Validate, affirm belonging, and, if needed, connect with community or faith leaders for culturally responsive support.


12. Model healthy coping yourself
Let children see you use adaptive strategies: brief news check then off, a calming walk, reaching out to a friend, expressing sadness appropriately. Narrate coping: “I felt upset reading the news, so I took deep breaths and called Aunt Mei. That helped my body settle.”


13. Keep the door open—this is an ongoing dialogue
Close each talk with an invitation: “You can always ask more questions—nothing is off-limits.” Revisit after new developments; kids often process in layers. A single conversation rarely resolves their concerns.

14. Some sample age‑tailored scripts (adapt as needed)

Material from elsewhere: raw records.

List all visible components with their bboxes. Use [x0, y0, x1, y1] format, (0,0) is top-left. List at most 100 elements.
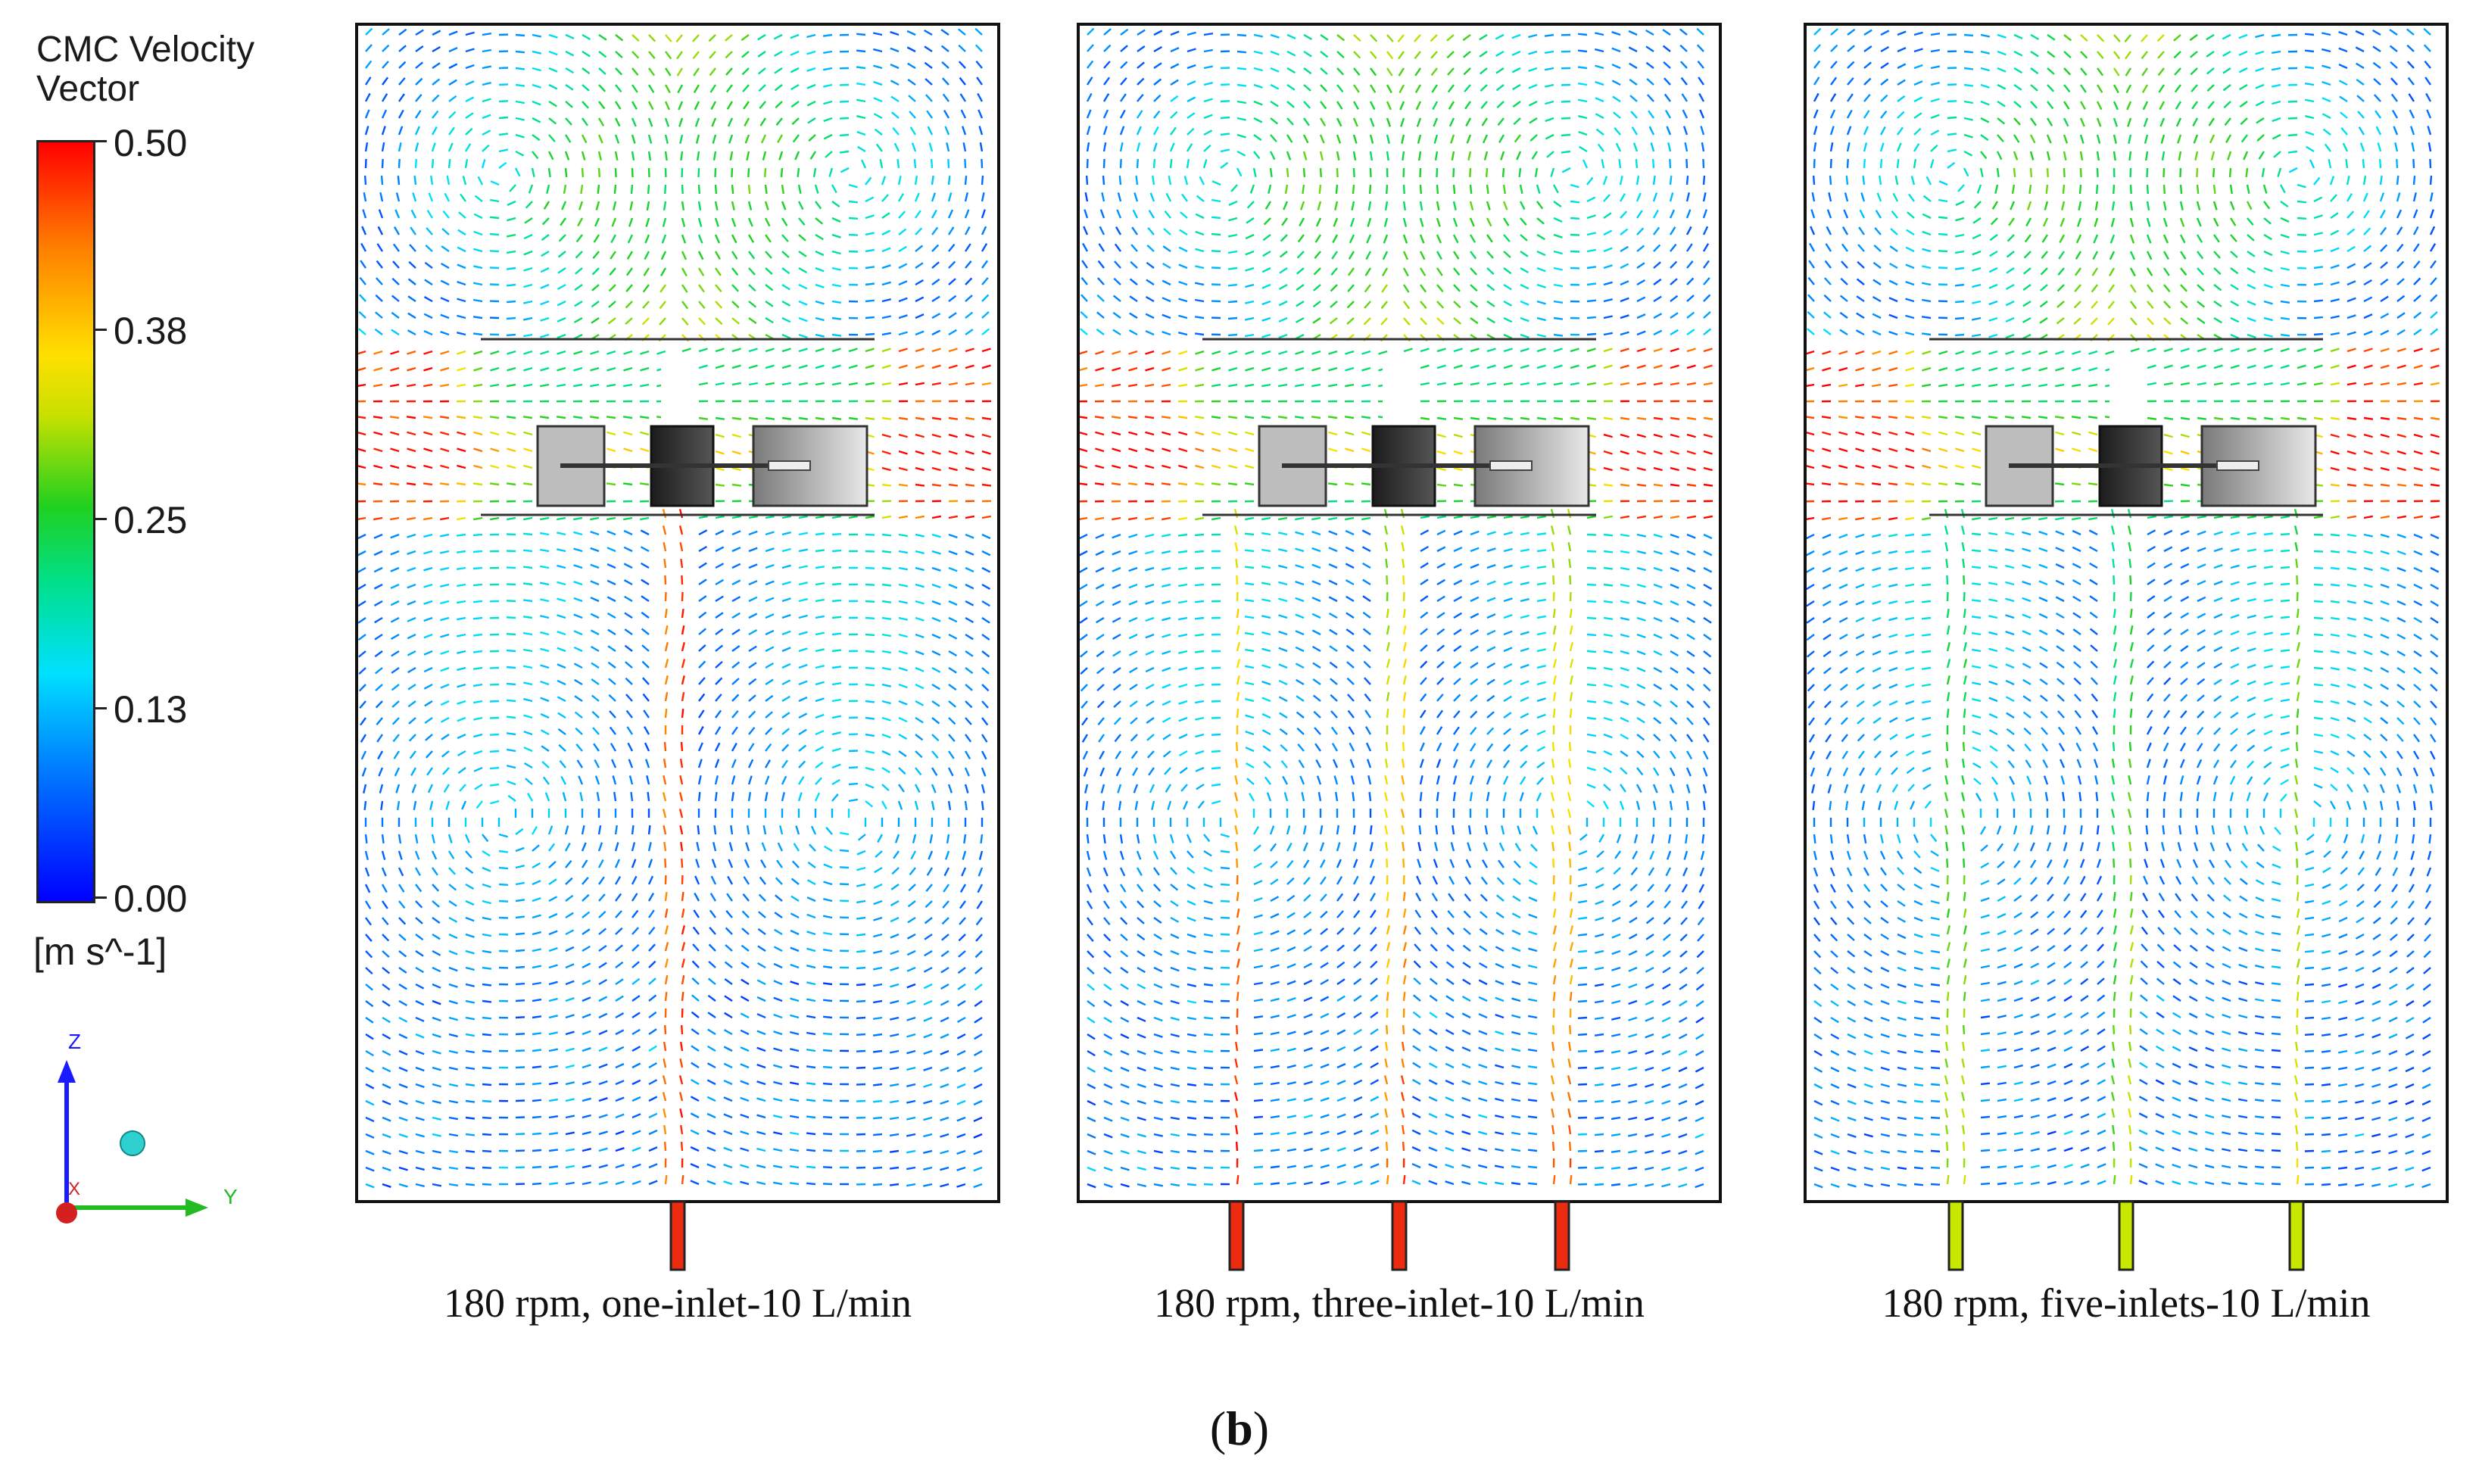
velocity-vector: [631, 977, 641, 985]
velocity-vector: [1453, 612, 1462, 619]
velocity-vector: [1568, 558, 1572, 569]
velocity-vector: [940, 1083, 950, 1089]
velocity-vector: [1383, 809, 1389, 818]
velocity-vector: [1402, 942, 1408, 952]
velocity-vector: [714, 759, 720, 768]
velocity-vector: [522, 549, 533, 553]
velocity-vector: [1419, 759, 1424, 768]
velocity-vector: [1370, 960, 1378, 968]
velocity-vector: [1220, 899, 1230, 903]
velocity-vector: [598, 1097, 608, 1102]
velocity-vector: [1102, 126, 1108, 136]
velocity-vector: [597, 167, 600, 178]
velocity-vector: [715, 677, 723, 685]
velocity-vector: [639, 416, 650, 419]
velocity-vector: [1603, 348, 1613, 353]
velocity-vector: [625, 301, 633, 309]
velocity-vector: [1520, 348, 1529, 353]
velocity-vector: [1087, 1017, 1096, 1024]
velocity-vector: [464, 834, 470, 843]
velocity-vector: [1664, 77, 1671, 86]
velocity-vector: [1611, 64, 1621, 70]
velocity-vector: [631, 1012, 641, 1019]
velocity-vector: [1611, 949, 1621, 956]
velocity-vector: [473, 265, 483, 270]
velocity-vector: [1464, 876, 1472, 885]
velocity-vector: [856, 98, 866, 103]
velocity-vector: [1545, 83, 1554, 88]
velocity-vector: [531, 167, 535, 177]
velocity-vector: [1096, 667, 1105, 675]
velocity-vector: [423, 416, 433, 419]
velocity-vector: [1603, 416, 1614, 420]
velocity-vector: [557, 597, 566, 603]
velocity-vector: [1386, 974, 1390, 985]
velocity-vector: [428, 192, 434, 202]
velocity-vector: [364, 126, 370, 136]
velocity-vector: [375, 700, 383, 709]
velocity-vector: [798, 416, 809, 420]
velocity-vector: [1286, 877, 1295, 885]
velocity-vector: [663, 558, 667, 569]
velocity-vector: [1470, 348, 1480, 353]
velocity-vector: [365, 1066, 375, 1073]
velocity-vector: [590, 531, 600, 536]
velocity-vector: [1345, 366, 1355, 372]
velocity-vector: [465, 1016, 476, 1021]
velocity-vector: [1553, 217, 1563, 223]
velocity-vector: [1170, 111, 1178, 119]
velocity-vector: [615, 1046, 625, 1052]
velocity-vector: [680, 1124, 684, 1135]
velocity-vector: [532, 100, 541, 106]
velocity-vector: [765, 727, 773, 735]
velocity-vector: [773, 1148, 783, 1152]
velocity-vector: [731, 184, 734, 195]
velocity-vector: [548, 878, 557, 885]
velocity-vector: [873, 48, 883, 53]
velocity-vector: [1470, 364, 1480, 369]
velocity-vector: [915, 550, 925, 554]
velocity-vector: [929, 834, 934, 843]
velocity-vector: [1144, 482, 1155, 486]
velocity-vector: [631, 1079, 641, 1086]
velocity-vector: [930, 158, 934, 169]
velocity-vector: [1430, 34, 1438, 42]
velocity-vector: [1586, 616, 1597, 619]
velocity-vector: [548, 861, 557, 868]
velocity-vector: [606, 579, 616, 586]
velocity-vector: [961, 126, 967, 136]
velocity-vector: [663, 841, 667, 852]
velocity-vector: [1282, 775, 1289, 785]
velocity-vector: [1579, 834, 1588, 841]
velocity-vector: [1662, 950, 1671, 958]
velocity-vector: [1586, 566, 1597, 569]
velocity-vector: [580, 184, 584, 195]
velocity-vector: [440, 566, 450, 571]
velocity-vector: [781, 316, 791, 323]
velocity-vector: [465, 1049, 475, 1054]
velocity-vector: [965, 243, 971, 252]
velocity-vector: [498, 833, 508, 838]
velocity-vector: [1118, 800, 1122, 811]
velocity-vector: [414, 142, 419, 152]
velocity-vector: [1679, 950, 1688, 958]
velocity-vector: [839, 133, 850, 137]
velocity-vector: [773, 1097, 783, 1102]
velocity-vector: [760, 134, 767, 144]
velocity-vector: [923, 1083, 933, 1088]
velocity-vector: [909, 867, 916, 876]
velocity-vector: [1586, 716, 1597, 720]
velocity-vector: [914, 192, 920, 202]
velocity-vector: [915, 515, 925, 519]
velocity-vector: [1236, 974, 1240, 985]
velocity-vector: [1312, 301, 1321, 308]
velocity-vector: [398, 884, 405, 893]
velocity-vector: [1629, 62, 1638, 70]
velocity-vector: [856, 66, 866, 70]
velocity-vector: [957, 28, 966, 36]
velocity-vector: [1646, 900, 1654, 909]
velocity-vector: [432, 867, 438, 876]
velocity-vector: [981, 483, 992, 487]
tick-mark: [93, 518, 107, 520]
velocity-vector: [740, 1080, 750, 1086]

Make your kid feel comforted to and listened to.

Young child: “Something sad happened far away. A man died after someone hurt him. The helpers came. We are safe here. How does your body feel?”

Preteen: “A well‑known person, Charlie Kirk, was killed. The authorities are handling it. You might see posts guessing things—let’s check reliable sources together. What questions do you have?”

Teen: “You’re probably seeing commentary and debate about why this happened. Let’s sort facts from opinion. How is what you’re seeing affecting your mood, sleep, or focus?”

15. What NOT to do

Do not flood with adult-level political analysis or unverified speculation.
Do not promise impossible guarantees.
Do not force a child to talk; offer invitations and multiple modes.
Do not treat avoidance plus distress signs as “resilience”—check in.


16. When to consider specialized trauma‑focused therapy
If symptoms meet criteria for acute stress or persist, evidence‑based options include Trauma‑Focused Cognitive Behavioral Therapy (TF‑CBT), Child and Family Traumatic Stress Intervention (CFTSI), or parent‑child dyadic work. Early intervention shortens duration and severity.

Final reassurance
Most children, when supported with honest simplicity, emotional attunement, stable routines, and a sense of agency, will process the event without long‑term psychological harm. Your calm presence and willingness to listen are the most powerful protective factors.